Em 30 minutos, a música está pronta e é muito gratificante. Posto no Facebook e as pessoas já falam que passam pelas mesmas coisas… Falo de motivação, família e futebol. Já recebi até convite para produzir.”    

 “O segredo da vida é o quanto se aguenta apanhar, não é o quanto se aguenta bater!”, ensina em uma das letras, que falam, ainda, da importância do apoio da família e de talentos desperdiçados por conta de preconceito.

www.juicysantos.com.br - Patrycia Ferreira

Do nada, o tudo

Ser jogadora profissional era um sonho de criança. Jogar em Portugal, era outro sonho infantil. E, de repente, os dois sonhos se unem em uma só realidade, nascida inesperadamente.

Sua amiga de infância e colega de profissão, Andreza, foi chamada para jogar em Portugal. O time precisava de uma atacante. Ela indicou Patrycia. Assim, as duas trabalham e moram juntas, agora.

Quanto ao Brasil? Só decepção. Ela deixou de acreditar no futebol do próprio país, tamanho o abandono e esquecimento em que as atletas são deixadas.

“O Brasil me fez acreditar que eu não teria oportunidade de ser jogadora, o país me decepcionou como atleta e como pessoa”, desabafa.

A desumanidade das peneiras, na opinião de Patrycia, é absurda. Participam  mil atletas, para serem escolhidas duas.

“As meninas de Santos não têm uma oportunidade.
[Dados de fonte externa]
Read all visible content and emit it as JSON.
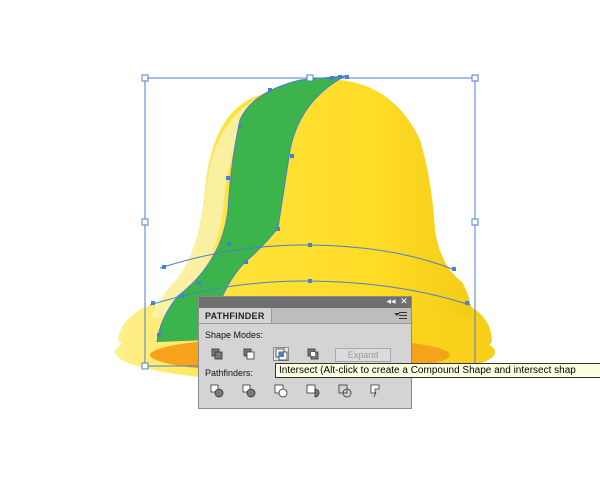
{
  "artwork": {
    "colors": {
      "bell_yellow": "#ffdf2a",
      "bell_highlight": "#fbf1a8",
      "bell_shadow": "#f2c81a",
      "stripe_green": "#3cb44b",
      "rim_orange": "#f6a21a",
      "selection_blue": "#4a7fd0"
    }
  },
  "panel": {
    "title": "PATHFINDER",
    "collapse_icon": "double-arrow-icon",
    "close_icon": "close-icon",
    "shape_modes_label": "Shape Modes:",
    "shape_modes": [
      {
        "name": "add-to-shape-area-icon"
      },
      {
        "name": "subtract-from-shape-area-icon"
      },
      {
        "name": "intersect-shape-areas-icon"
      },
      {
        "name": "exclude-overlapping-shape-areas-icon"
      }
    ],
    "expand_label": "Expand",
    "pathfinders_label": "Pathfinders:",
    "pathfinders": [
      {
        "name": "divide-icon"
      },
      {
        "name": "trim-icon"
      },
      {
        "name": "merge-icon"
      },
      {
        "name": "crop-icon"
      },
      {
        "name": "outline-icon"
      },
      {
        "name": "minus-back-icon"
      }
    ]
  },
  "tooltip": {
    "text": "Intersect (Alt-click to create a Compound Shape and intersect shap"
  }
}
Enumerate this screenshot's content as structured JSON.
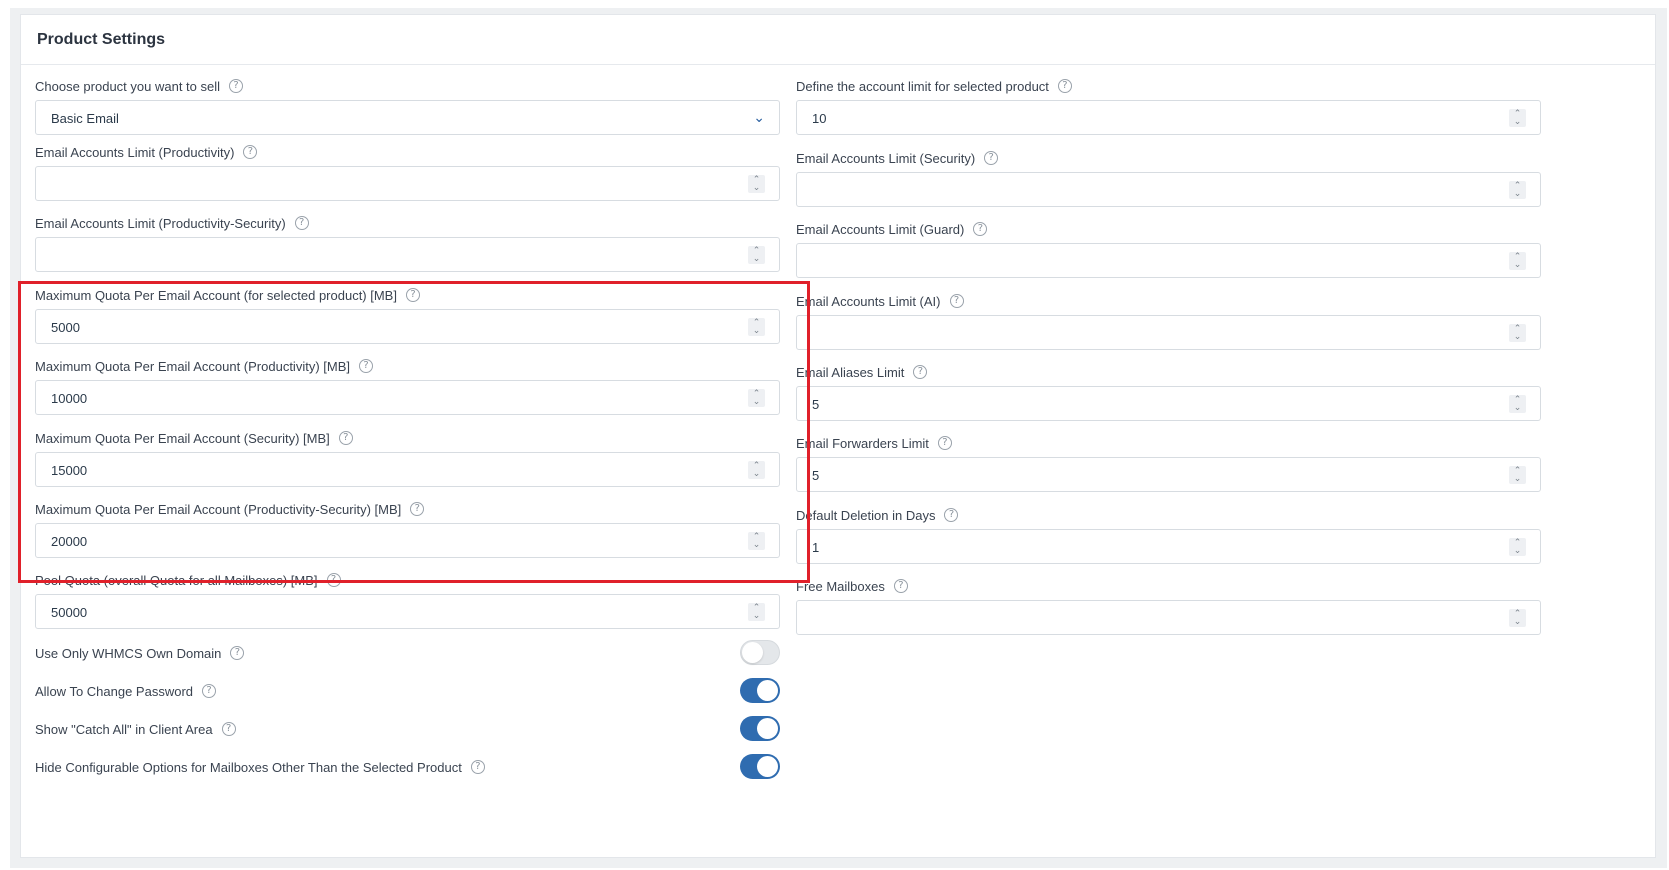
{
  "panel": {
    "title": "Product Settings"
  },
  "left": {
    "product": {
      "label": "Choose product you want to sell",
      "value": "Basic Email"
    },
    "limit_productivity": {
      "label": "Email Accounts Limit (Productivity)",
      "value": ""
    },
    "limit_prod_security": {
      "label": "Email Accounts Limit (Productivity-Security)",
      "value": ""
    },
    "quota_selected": {
      "label": "Maximum Quota Per Email Account (for selected product) [MB]",
      "value": "5000"
    },
    "quota_productivity": {
      "label": "Maximum Quota Per Email Account (Productivity) [MB]",
      "value": "10000"
    },
    "quota_security": {
      "label": "Maximum Quota Per Email Account (Security) [MB]",
      "value": "15000"
    },
    "quota_prod_security": {
      "label": "Maximum Quota Per Email Account (Productivity-Security) [MB]",
      "value": "20000"
    },
    "pool_quota": {
      "label": "Pool Quota (overall Quota for all Mailboxes) [MB]",
      "value": "50000"
    }
  },
  "right": {
    "account_limit": {
      "label": "Define the account limit for selected product",
      "value": "10"
    },
    "limit_security": {
      "label": "Email Accounts Limit (Security)",
      "value": ""
    },
    "limit_guard": {
      "label": "Email Accounts Limit (Guard)",
      "value": ""
    },
    "limit_ai": {
      "label": "Email Accounts Limit (AI)",
      "value": ""
    },
    "aliases": {
      "label": "Email Aliases Limit",
      "value": "5"
    },
    "forwarders": {
      "label": "Email Forwarders Limit",
      "value": "5"
    },
    "deletion_days": {
      "label": "Default Deletion in Days",
      "value": "1"
    },
    "free_mailboxes": {
      "label": "Free Mailboxes",
      "value": ""
    }
  },
  "toggles": [
    {
      "label": "Use Only WHMCS Own Domain",
      "on": false
    },
    {
      "label": "Allow To Change Password",
      "on": true
    },
    {
      "label": "Show \"Catch All\" in Client Area",
      "on": true
    },
    {
      "label": "Hide Configurable Options for Mailboxes Other Than the Selected Product",
      "on": true
    }
  ],
  "icons": {
    "help": "question-circle-icon",
    "dropdown": "chevron-down-icon",
    "spinner": "number-spinner-icon"
  },
  "colors": {
    "accent": "#2f6cb0",
    "highlight": "#e0202a"
  }
}
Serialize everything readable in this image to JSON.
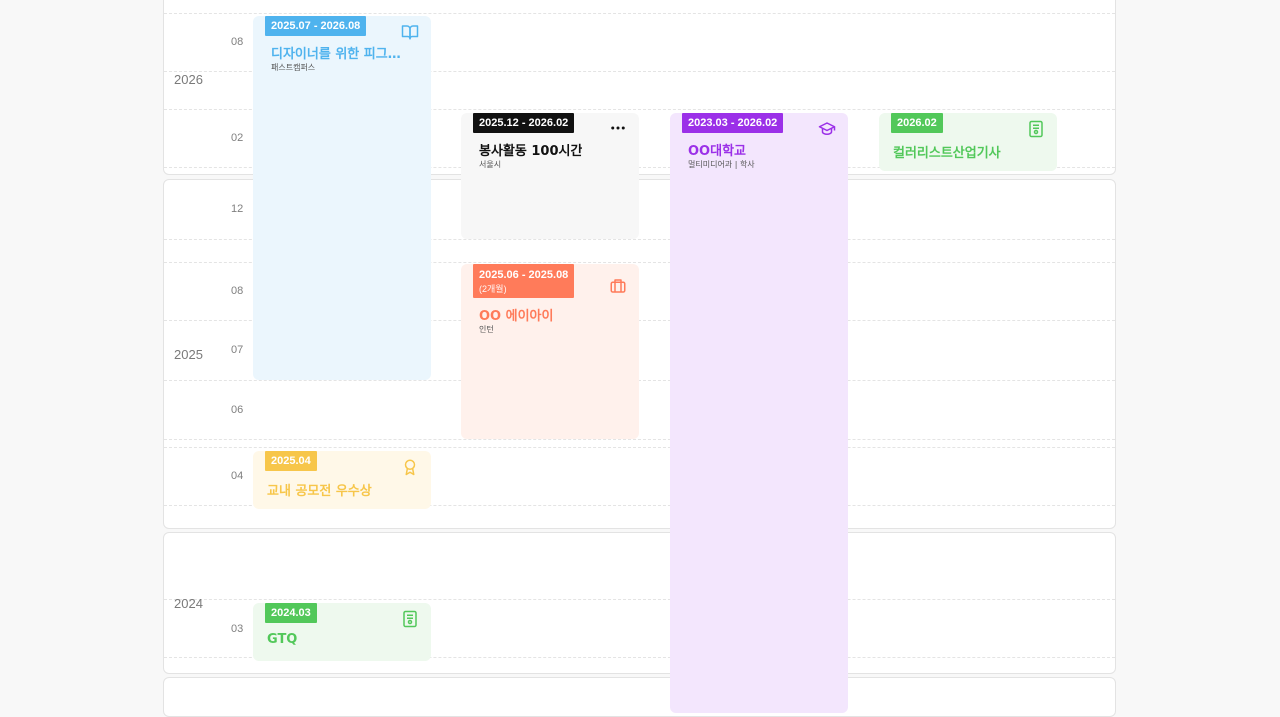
{
  "years": {
    "y2026": "2026",
    "y2025": "2025",
    "y2024": "2024"
  },
  "months": {
    "m2026_08": "08",
    "m2026_02": "02",
    "m2025_12": "12",
    "m2025_08": "08",
    "m2025_07": "07",
    "m2025_06": "06",
    "m2025_04": "04",
    "m2024_03": "03"
  },
  "cards": {
    "course": {
      "date": "2025.07 - 2026.08",
      "title": "디자이너를 위한 피그마 ...",
      "subtitle": "패스트캠퍼스",
      "icon": "book-open-icon"
    },
    "volunteer": {
      "date": "2025.12 - 2026.02",
      "title": "봉사활동 100시간",
      "subtitle": "서울시",
      "icon": "more-horizontal-icon"
    },
    "university": {
      "date": "2023.03 - 2026.02",
      "title": "OO대학교",
      "subtitle": "멀티미디어과 | 학사",
      "icon": "graduation-cap-icon"
    },
    "cert_color": {
      "date": "2026.02",
      "title": "컬러리스트산업기사",
      "icon": "certificate-icon"
    },
    "intern": {
      "date": "2025.06 - 2025.08",
      "duration": "(2개월)",
      "title": "OO 에이아이",
      "subtitle": "인턴",
      "icon": "briefcase-icon"
    },
    "award": {
      "date": "2025.04",
      "title": "교내 공모전 우수상",
      "icon": "award-icon"
    },
    "gtq": {
      "date": "2024.03",
      "title": "GTQ",
      "icon": "certificate-icon"
    }
  },
  "colors": {
    "course": "#4fb3ee",
    "volunteer": "#111111",
    "university": "#9b30e8",
    "cert": "#52c85a",
    "intern": "#ff7b5a",
    "award": "#f7c64a"
  }
}
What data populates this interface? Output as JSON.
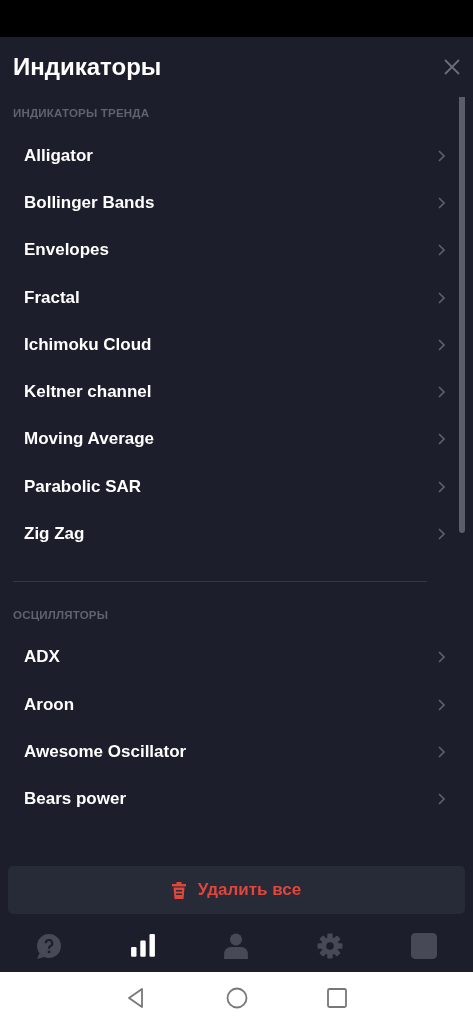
{
  "header": {
    "title": "Индикаторы"
  },
  "sections": [
    {
      "title": "ИНДИКАТОРЫ ТРЕНДА",
      "items": [
        {
          "label": "Alligator"
        },
        {
          "label": "Bollinger Bands"
        },
        {
          "label": "Envelopes"
        },
        {
          "label": "Fractal"
        },
        {
          "label": "Ichimoku Cloud"
        },
        {
          "label": "Keltner channel"
        },
        {
          "label": "Moving Average"
        },
        {
          "label": "Parabolic SAR"
        },
        {
          "label": "Zig Zag"
        }
      ]
    },
    {
      "title": "ОСЦИЛЛЯТОРЫ",
      "items": [
        {
          "label": "ADX"
        },
        {
          "label": "Aroon"
        },
        {
          "label": "Awesome Oscillator"
        },
        {
          "label": "Bears power"
        }
      ]
    }
  ],
  "delete_button": {
    "label": "Удалить все"
  },
  "tab_bar": [
    {
      "kind": "help",
      "selected": false
    },
    {
      "kind": "chart",
      "selected": true
    },
    {
      "kind": "profile",
      "selected": false
    },
    {
      "kind": "settings",
      "selected": false
    },
    {
      "kind": "square",
      "selected": false
    }
  ],
  "nav_bar": [
    {
      "kind": "back"
    },
    {
      "kind": "home"
    },
    {
      "kind": "recents"
    }
  ]
}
Tem muita jogadora boa que não tem chance, não têm valor no nosso país”.

Ela chegou em Portugal em janeiro. Com apenas dois jogos oficiais, o campeonato foi paralisado. E a previsão é que em setembro, tudo volte ao normal. Os treinos já foram retomados

2020 é um ano que jamais será esquecido. Nem todos terão coisas boas para lembrar, mas a atacante, hoje, no auge de seus 23 anos, sim.

Conversa boa demais! Obrigada. 10 no campo, 10 na vida, sem romances nem devaneios, com luz e sombra, opressão e liberdade.